The Attempt at a Solution

I'm having a hard time with understanding how to express the velocity and acceleration in terms of normal and tangential components...Is there even a normal component to velocity?This is what I'm thinking...When the shot reaches the highest point of its trajectory, the normal velocity would be 0m/s and its normal acceleration would be -9.8m/s^2. The tangential acceleration would be 0m/s^2 which would leave only the tangential velocity to be calculated... I calculated vt = vo*et = 16m/s*(cos20+sin20) = 20.5m/s. For the instantaneous rate of curvature rho = v^2/an = 20.5m/s / -9.8m/s^2 = -2.09m, which doesn't make any sense. Any help would be greatly appreciated

 

[kuruman]

This is what I'm thinking...When the shot reaches the highest point of its trajectory, the normal velocity would be 0m/s and its normal acceleration would be -9.8m/s^2. The tangential acceleration would be 0m/s^2 which would leave only the tangential velocity to be calculated...

All of the above is correct.

I calculated vt = vo*et = 16m/s*(cos20+sin20) = 20.5m/s.

Not correct. The tangential velocity at the top of the trajectory is parallel to the ground, i.e. it is the horizontal component of the velocity at the top of the trajectory.

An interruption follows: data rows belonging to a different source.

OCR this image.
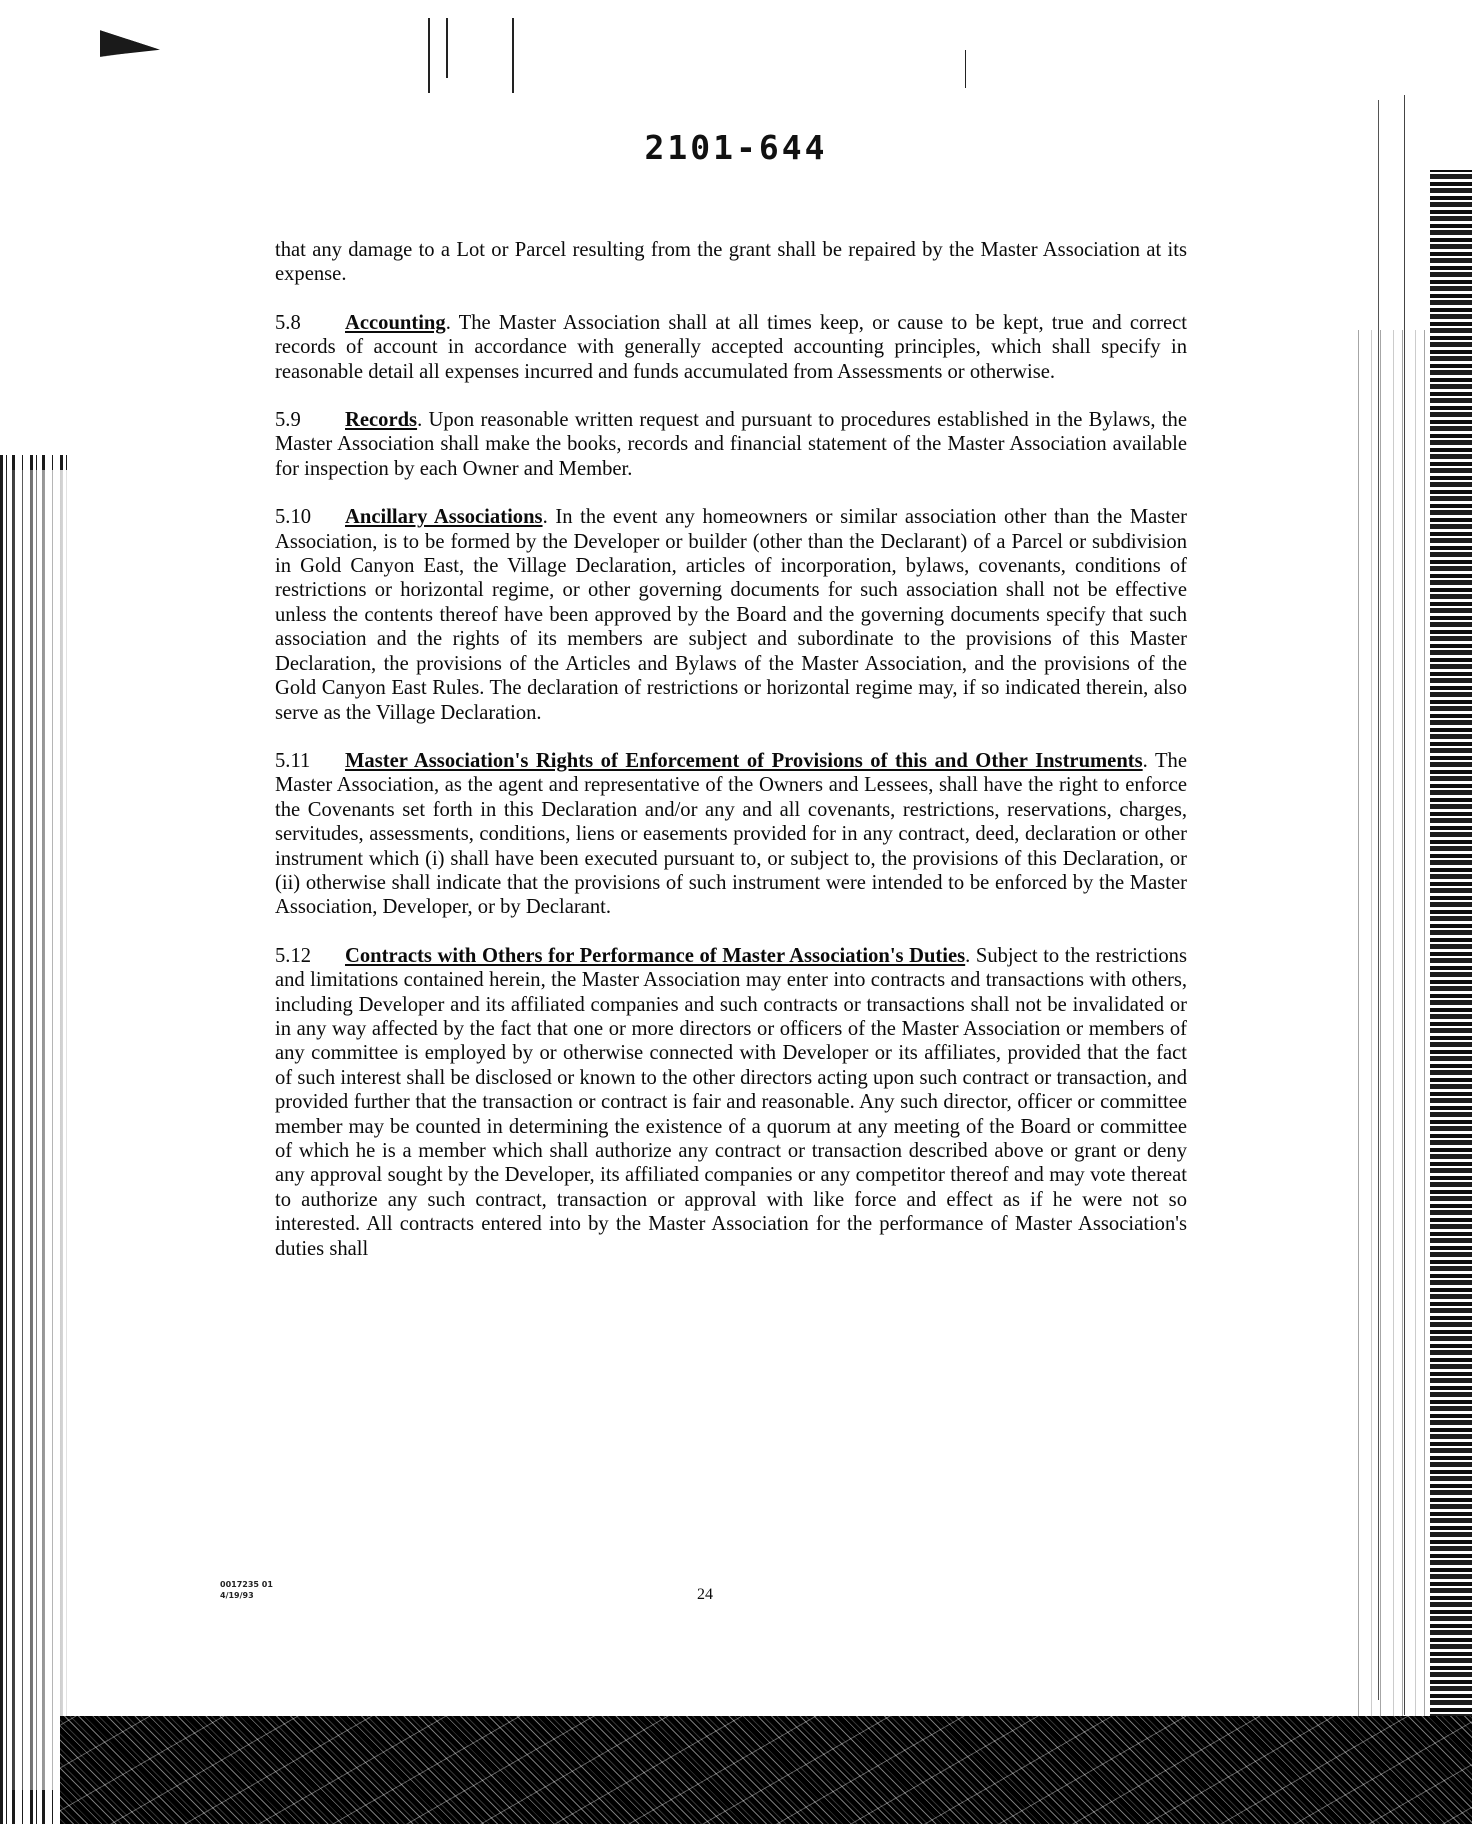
2101-644

that any damage to a Lot or Parcel resulting from the grant shall be repaired by the Master Association at its expense.

5.8 Accounting. The Master Association shall at all times keep, or cause to be kept, true and correct records of account in accordance with generally accepted accounting principles, which shall specify in reasonable detail all expenses incurred and funds accumulated from Assessments or otherwise.

5.9 Records. Upon reasonable written request and pursuant to procedures established in the Bylaws, the Master Association shall make the books, records and financial statement of the Master Association available for inspection by each Owner and Member.

5.10 Ancillary Associations. In the event any homeowners or similar association other than the Master Association, is to be formed by the Developer or builder (other than the Declarant) of a Parcel or subdivision in Gold Canyon East, the Village Declaration, articles of incorporation, bylaws, covenants, conditions of restrictions or horizontal regime, or other governing documents for such association shall not be effective unless the contents thereof have been approved by the Board and the governing documents specify that such association and the rights of its members are subject and subordinate to the provisions of this Master Declaration, the provisions of the Articles and Bylaws of the Master Association, and the provisions of the Gold Canyon East Rules. The declaration of restrictions or horizontal regime may, if so indicated therein, also serve as the Village Declaration.

5.11 Master Association's Rights of Enforcement of Provisions of this and Other Instruments. The Master Association, as the agent and representative of the Owners and Lessees, shall have the right to enforce the Covenants set forth in this Declaration and/or any and all covenants, restrictions, reservations, charges, servitudes, assessments, conditions, liens or easements provided for in any contract, deed, declaration or other instrument which (i) shall have been executed pursuant to, or subject to, the provisions of this Declaration, or (ii) otherwise shall indicate that the provisions of such instrument were intended to be enforced by the Master Association, Developer, or by Declarant.

5.12 Contracts with Others for Performance of Master Association's Duties. Subject to the restrictions and limitations contained herein, the Master Association may enter into contracts and transactions with others, including Developer and its affiliated companies and such contracts or transactions shall not be invalidated or in any way affected by the fact that one or more directors or officers of the Master Association or members of any committee is employed by or otherwise connected with Developer or its affiliates, provided that the fact of such interest shall be disclosed or known to the other directors acting upon such contract or transaction, and provided further that the transaction or contract is fair and reasonable. Any such director, officer or committee member may be counted in determining the existence of a quorum at any meeting of the Board or committee of which he is a member which shall authorize any contract or transaction described above or grant or deny any approval sought by the Developer, its affiliated companies or any competitor thereof and may vote thereat to authorize any such contract, transaction or approval with like force and effect as if he were not so interested. All contracts entered into by the Master Association for the performance of Master Association's duties shall

0017235 01
4/19/93	24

How does that compare with the initial horizontal component of the trajectory?

For the instantaneous rate of curvature rho = v^2/an = 20.5m/s / -9.8m/s^2 = -2.09m, which doesn't make any sense. Any help would be greatly appreciated

At the top of the trajectory the instantaneous velocity and acceleration are perpendicular. How are the speed and acceleration related to curvature when this happens?

 

[BertsGarage]

The difference between the initial horizontal velocity and the velocity at the top of the trajectory is the angle the shot is moving. Initially it is tossed at a 20 degree angle but at the top of the trajectory since it is parallel with the ground, the angle is 0? So would the velocity at the top of the trajectory be the same as the initial velocity?
Would the instantaneous rate of curvature be 0 then because the tangential velocity is parallel with the ground?

 

[aim1732]

The part about initial horizontal velocity being equal to velocity at top is correct.

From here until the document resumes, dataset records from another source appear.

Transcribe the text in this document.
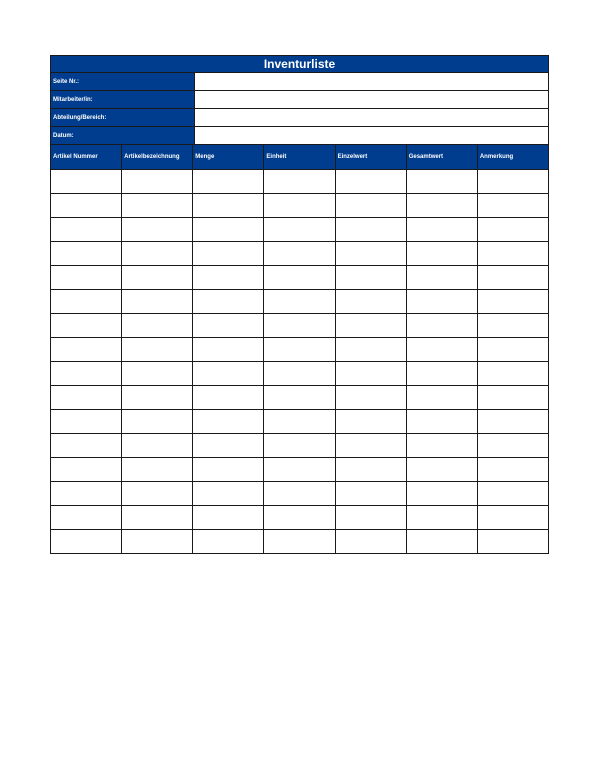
Inventurliste
Seite Nr.:
Mitarbeiter/in:
Abteilung/Bereich:
Datum:
Artikel Nummer	Artikelbezeichnung	Menge	Einheit	Einzelwert	Gesamtwert	Anmerkung
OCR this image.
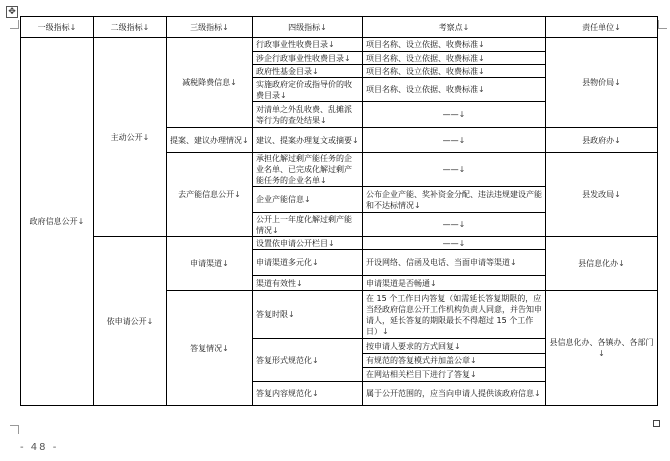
✥
一级指标↓	二级指标↓	三级指标↓	四级指标↓	考察点↓	责任单位↓
政府信息公开↓	主动公开↓	减税降费信息↓	行政事业性收费目录↓	项目名称、设立依据、收费标准↓	县物价局↓
			涉企行政事业性收费目录↓	项目名称、设立依据、收费标准↓	
			政府性基金目录↓	项目名称、设立依据、收费标准↓	
			实施政府定价或指导价的收费目录↓	项目名称、设立依据、收费标准↓	
			对清单之外乱收费、乱摊派等行为的查处结果↓	——↓	
		提案、建议办理情况↓	建议、提案办理复文或摘要↓	——↓	县政府办↓
		去产能信息公开↓	承担化解过剩产能任务的企业名单、已完成化解过剩产能任务的企业名单↓	——↓	县发改局↓
			企业产能信息↓	公布企业产能、奖补资金分配、违法违规建设产能和不达标情况↓	
			公开上一年度化解过剩产能情况↓	——↓	
	依申请公开↓	申请渠道↓	设置依申请公开栏目↓	——↓	县信息化办↓
			申请渠道多元化↓	开设网络、信函及电话、当面申请等渠道↓	
			渠道有效性↓	申请渠道是否畅通↓	
		答复情况↓	答复时限↓	在 15 个工作日内答复（如需延长答复期限的，应当经政府信息公开工作机构负责人同意，并告知申请人，延长答复的期限最长不得超过 15 个工作日）↓	县信息化办、各镇办、各部门↓
			答复形式规范化↓	按申请人要求的方式回复↓	
				有规范的答复模式并加盖公章↓	
				在网站相关栏目下进行了答复↓	
			答复内容规范化↓	属于公开范围的，应当向申请人提供该政府信息↓	
- 48 -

But for curvature you would have to look at angle b/w velocity vector and acceleration vector. Why think it as being parallel to the ground?

 

[kuruman]

The difference between the initial horizontal velocity and the velocity at the top of the trajectory is the angle the shot is moving. Initially it is tossed at a 20 degree angle but at the top of the trajectory since it is parallel with the ground, the angle is 0? So would the velocity at the top of the trajectory be the same as the initial velocity?

Not really. If the velocity at the top of the trajectory is the same as the initial velocity, then the velocity is not changing which means that the acceleration must be zero which you know is not the case. What is it stays the same at the top of the trajectory?

Would the instantaneous rate of curvature be 0 then because the tangential velocity is parallel with the ground?

No. The parabolic path still has curvature at the apex. If an object moves in a circle instantaneously and has speed v, how is the speed related to the acceleration that points toward the center of the circle? What is the name of the acceleration component that points toward the center of the circle?

 

[aim1732]

The part about HORIZONTAL velocity being unchanged is important.